Bunun iki nedeni var. Biri, buluşu ile kendisini ilişkilendirme arzusu olabilir. İkincisi de yurt dışında gelişmeler çok hızlı oluyor, o yüzden maddi konu gündeme gelebiliyor. Patent gelir elde etme olanağı sağlıyor. Bizim başvurularımız gelir elde etmekten çok giderlere neden olmama üzerine…
Yapay zekâ ile yolunuz nasıl kesişti?
15, 16 yaşındaydım. Elektronik ve bilgisayara olan merakım, bilgisayarların birbiriyle konuşturulması, onlara bilinç kazandırılmasını anlatan bilim kurgu filmlerinin etkisiyle başladı.
Yapay zekâ nedir?
Bilinçten farklı, kıt bir matematiksel tanımı var. Gönder gibi basitten karmaşığa doğru giden bir matematiksel fonksiyon kümesi olarak görülebilir yapay zekâ.
Birincil nesil bu, ikinci ve üçüncü nesil ne yapıyor?
Açıkçası, “bu bir kayıt cihazıdır” demek yerine “ biz şu olayla ilgileniyoruz” dediğimiz zaman onun ilişkilerini de kendisi kurabiliyor, geliştirebiliyor. Üçüncü nesilde yapay zekâ, aynı zamanda kendi kendine öğrenen makinelere dönüşüyor. Dördüncü nesil ise yapay bilinç, ilk üç nesildekiler gibi o andaki girdilerini geçmiş bilgileri ile karşılaştırarak bir başka yenilik üretmiyor.
Desenize, yapay zekâ yapay bilinç sınavında…
Elbette. Mesela uyandınız. Sabahtan itibaren etrafınızdaki algılarınız sizi, düşünce uzayında gezdirmeye başlıyor. Bana baktığınızda aslında beni görmüyorsunuz, annenizin karnından itibaren ki, beni oluşturan nesnelerin bir ilişkisini görüyorsunuz.
Off, insanlığın sonu mu geliyor?
Bilim dünyası, yapay bilinç seviyesinde yapay zekânın kullanımını, insanlığın sonunu getirmesi ihtimali olan en tehlikeli beş konudan bir tanesi olarak görüyor.

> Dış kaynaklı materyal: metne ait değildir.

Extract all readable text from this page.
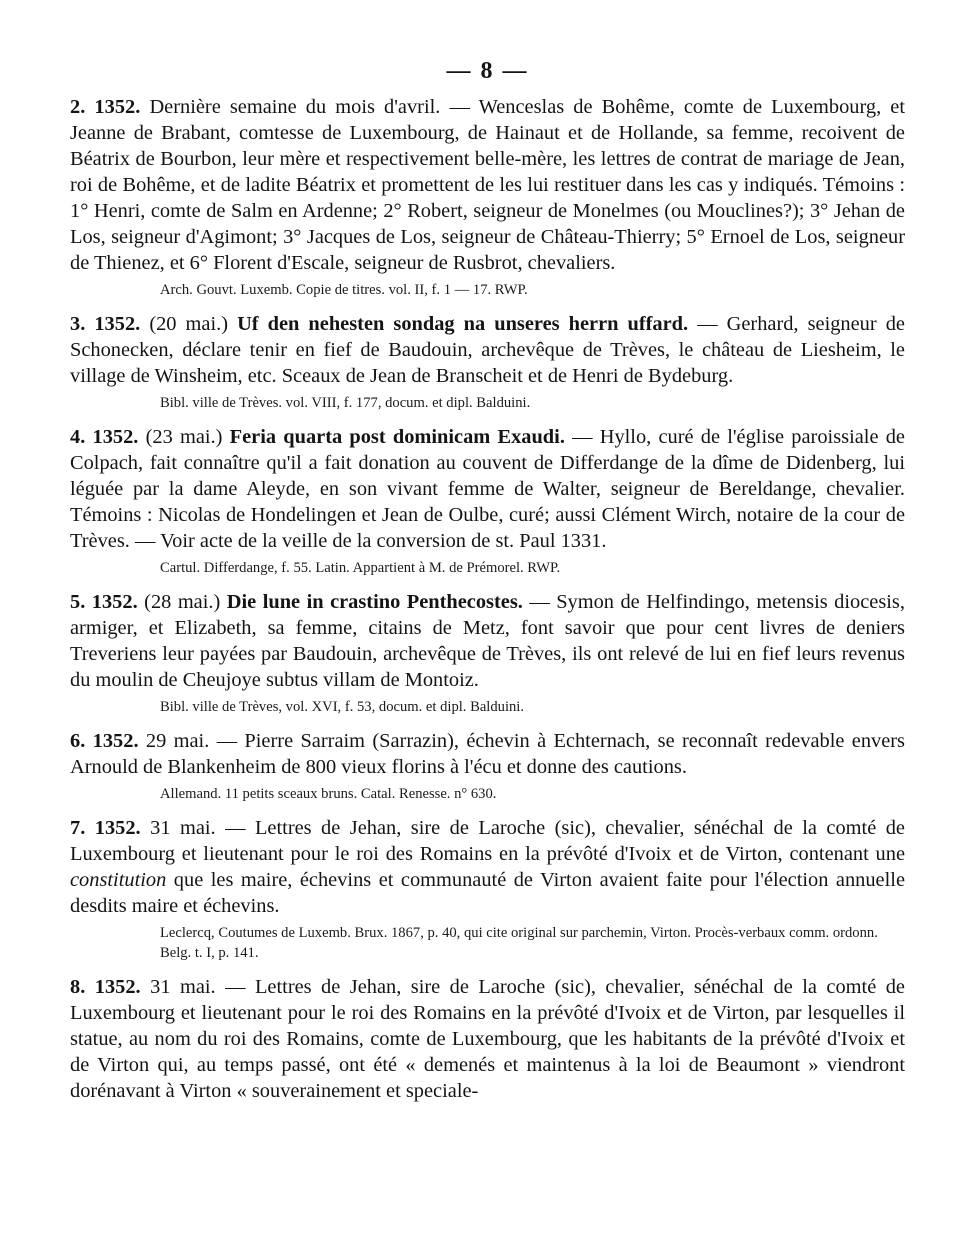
— 8 —

2. 1352. Dernière semaine du mois d'avril. — Wenceslas de Bohême, comte de Luxembourg, et Jeanne de Brabant, comtesse de Luxembourg, de Hainaut et de Hollande, sa femme, recoivent de Béatrix de Bourbon, leur mère et respectivement belle-mère, les lettres de contrat de mariage de Jean, roi de Bohême, et de ladite Béatrix et promettent de les lui restituer dans les cas y indiqués. Témoins : 1° Henri, comte de Salm en Ardenne; 2° Robert, seigneur de Monelmes (ou Mouclines?); 3° Jehan de Los, seigneur d'Agimont; 3° Jacques de Los, seigneur de Château-Thierry; 5° Ernoel de Los, seigneur de Thienez, et 6° Florent d'Escale, seigneur de Rusbrot, chevaliers.

Arch. Gouvt. Luxemb. Copie de titres. vol. II, f. 1 — 17. RWP.

3. 1352. (20 mai.) Uf den nehesten sondag na unseres herrn uffard. — Gerhard, seigneur de Schonecken, déclare tenir en fief de Baudouin, archevêque de Trèves, le château de Liesheim, le village de Winsheim, etc. Sceaux de Jean de Branscheit et de Henri de Bydeburg.

Bibl. ville de Trèves. vol. VIII, f. 177, docum. et dipl. Balduini.

4. 1352. (23 mai.) Feria quarta post dominicam Exaudi. — Hyllo, curé de l'église paroissiale de Colpach, fait connaître qu'il a fait donation au couvent de Differdange de la dîme de Didenberg, lui léguée par la dame Aleyde, en son vivant femme de Walter, seigneur de Bereldange, chevalier. Témoins : Nicolas de Hondelingen et Jean de Oulbe, curé; aussi Clément Wirch, notaire de la cour de Trèves. — Voir acte de la veille de la conversion de st. Paul 1331.

Cartul. Differdange, f. 55. Latin. Appartient à M. de Prémorel. RWP.

5. 1352. (28 mai.) Die lune in crastino Penthecostes. — Symon de Helfindingo, metensis diocesis, armiger, et Elizabeth, sa femme, citains de Metz, font savoir que pour cent livres de deniers Treveriens leur payées par Baudouin, archevêque de Trèves, ils ont relevé de lui en fief leurs revenus du moulin de Cheujoye subtus villam de Montoiz.

Bibl. ville de Trèves, vol. XVI, f. 53, docum. et dipl. Balduini.

6. 1352. 29 mai. — Pierre Sarraim (Sarrazin), échevin à Echternach, se reconnaît redevable envers Arnould de Blankenheim de 800 vieux florins à l'écu et donne des cautions.

Allemand. 11 petits sceaux bruns. Catal. Renesse. n° 630.

7. 1352. 31 mai. — Lettres de Jehan, sire de Laroche (sic), chevalier, sénéchal de la comté de Luxembourg et lieutenant pour le roi des Romains en la prévôté d'Ivoix et de Virton, contenant une constitution que les maire, échevins et communauté de Virton avaient faite pour l'élection annuelle desdits maire et échevins.

Leclercq, Coutumes de Luxemb. Brux. 1867, p. 40, qui cite original sur parchemin, Virton. Procès-verbaux comm. ordonn. Belg. t. I, p. 141.

8. 1352. 31 mai. — Lettres de Jehan, sire de Laroche (sic), chevalier, sénéchal de la comté de Luxembourg et lieutenant pour le roi des Romains en la prévôté d'Ivoix et de Virton, par lesquelles il statue, au nom du roi des Romains, comte de Luxembourg, que les habitants de la prévôté d'Ivoix et de Virton qui, au temps passé, ont été « demenés et maintenus à la loi de Beaumont » viendront dorénavant à Virton « souverainement et speciale-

İnsanlık için en tehlikeli üç konu…
Biri nükleer savaş, diğeri uzaydan gelebilecek bir enfeksiyon veya büyük bir meteorun çarpması. Diğeri de insan DNA’sı üzerinde yapılacak oynamalarla özel insan ırkı geliştirilmesinin insanlığa olan etkisi.
Yapay zekâda iddialı mıyız?
Kendi araştırma grubumla yaptığımız iki çalışma Türkiye’yi dünyada iddialı konuma getirecek. Biri, organik kökenli malzemelerden yapay zekâ üretilmesi Bir nevi “şırınga edilebilir” bilgisayar üretilmesi. İkincisi de öğrenirken karar verme ve üretme fonksiyonlarını bir arada tutabilen, aynen insan beynindeki sinir ağları gibi davranan yeni bir yazılım algoritması.
Dünya ekibi izliyor mu?
İlgilerini çekiyoruz… Örneğin. MP3 uygulamaları çok yaygın. Mevcuttaki ses kayıt sistemleri, video kayıt sistemlerinin tümünün yerini alırken, önemli tasarruf sağlayan bir sistem üzerinde çalışıyoruz. Laboratuar uygulamalarını yapıyoruz.

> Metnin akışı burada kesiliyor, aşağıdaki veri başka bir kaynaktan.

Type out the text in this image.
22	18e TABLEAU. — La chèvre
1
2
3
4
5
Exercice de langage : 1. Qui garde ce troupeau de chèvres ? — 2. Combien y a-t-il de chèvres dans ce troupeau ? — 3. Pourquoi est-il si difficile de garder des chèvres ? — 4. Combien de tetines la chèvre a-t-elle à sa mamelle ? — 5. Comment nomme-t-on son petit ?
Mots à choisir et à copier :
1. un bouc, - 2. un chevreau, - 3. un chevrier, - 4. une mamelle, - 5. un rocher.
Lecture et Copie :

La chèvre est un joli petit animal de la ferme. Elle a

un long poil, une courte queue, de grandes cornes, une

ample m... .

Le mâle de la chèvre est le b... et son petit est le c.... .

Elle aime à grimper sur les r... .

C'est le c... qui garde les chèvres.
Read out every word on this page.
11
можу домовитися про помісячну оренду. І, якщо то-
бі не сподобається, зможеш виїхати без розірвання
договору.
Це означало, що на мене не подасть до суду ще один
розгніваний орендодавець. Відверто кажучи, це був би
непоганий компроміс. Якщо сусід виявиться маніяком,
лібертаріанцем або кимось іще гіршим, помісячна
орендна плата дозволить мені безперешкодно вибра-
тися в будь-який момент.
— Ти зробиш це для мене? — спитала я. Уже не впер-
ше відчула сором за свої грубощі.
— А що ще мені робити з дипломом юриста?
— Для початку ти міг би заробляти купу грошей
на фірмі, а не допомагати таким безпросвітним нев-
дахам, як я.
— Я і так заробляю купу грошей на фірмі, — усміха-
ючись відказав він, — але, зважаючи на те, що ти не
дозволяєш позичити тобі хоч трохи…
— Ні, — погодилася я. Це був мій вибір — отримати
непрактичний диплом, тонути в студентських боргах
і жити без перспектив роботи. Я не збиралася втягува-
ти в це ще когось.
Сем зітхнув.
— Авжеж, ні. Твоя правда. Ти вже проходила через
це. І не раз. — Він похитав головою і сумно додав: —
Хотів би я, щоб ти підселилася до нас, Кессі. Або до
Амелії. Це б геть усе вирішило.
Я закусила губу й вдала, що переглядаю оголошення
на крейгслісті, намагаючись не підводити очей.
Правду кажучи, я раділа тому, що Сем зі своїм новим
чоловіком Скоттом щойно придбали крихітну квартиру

Bilime yabancıyız, matematikten korkuyoruz, ne olacak halimiz?
Eğitim sistemimiz matematik korkusu ile yetiştiriyor bizi. Türk toplumu matematikten korkuyor. Analitik davranma modelinden uzak büyüyoruz. Ama mobil teknolojiler sayesinde insan-makine ilişkisi yavaş yavaş gelişiyor, ben bu korkunun kırılacağına inanıyorum.